Je ne sais pas si vous vous représentez ce que cela signifie d’habiter à Paris dans un immeuble dont beaucoup d’appartements sont ainsi mis en location : le passage est incessant, les personnes, souvent âgées, qui habitent l’immeuble doivent entretenir les parties communes, on frappe chez elles pour demander où est l’appartement de M. Untel, le propriétaire, qui habite à cent cinquante kilomètres.

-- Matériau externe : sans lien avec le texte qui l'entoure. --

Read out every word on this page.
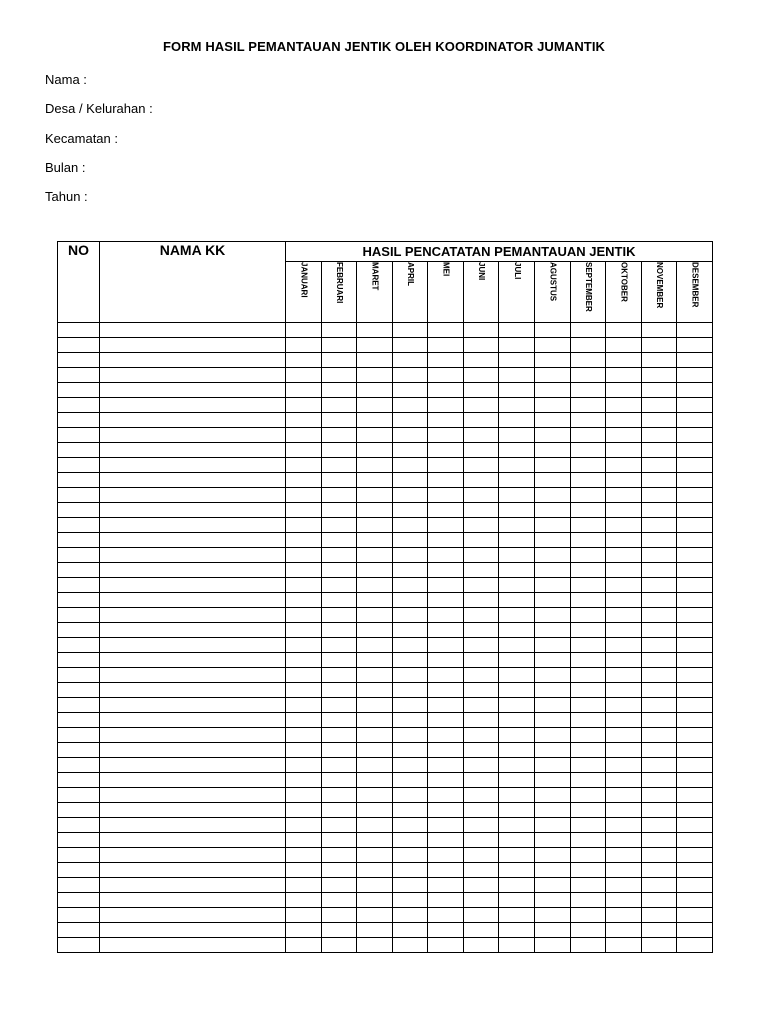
FORM HASIL PEMANTAUAN JENTIK OLEH KOORDINATOR JUMANTIK
Nama :
Desa / Kelurahan :
Kecamatan :
Bulan :
Tahun :
NO	NAMA KK	HASIL PENCATATAN PEMANTAUAN JENTIK											
		JANUARI	FEBRUARI	MARET	APRIL	MEI	JUNI	JULI	AGUSTUS	SEPTEMBER	OKTOBER	NOVEMBER	DESEMBER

Il me semble normal que ceux qui louent leur appartement et en tirent un bénéfice soient contraints de rendre un peu à la collectivité qui a investi pour être attractive. Ne l’oublions pas, la ville est attractive grâce aux biens publics. En outre, il me semble justifié que les habitants des immeubles concernés payent moins d’impôts locaux, dans la mesure où ils subissent des dérangements pour des propriétaires qui n’habitent pas toujours à Paris.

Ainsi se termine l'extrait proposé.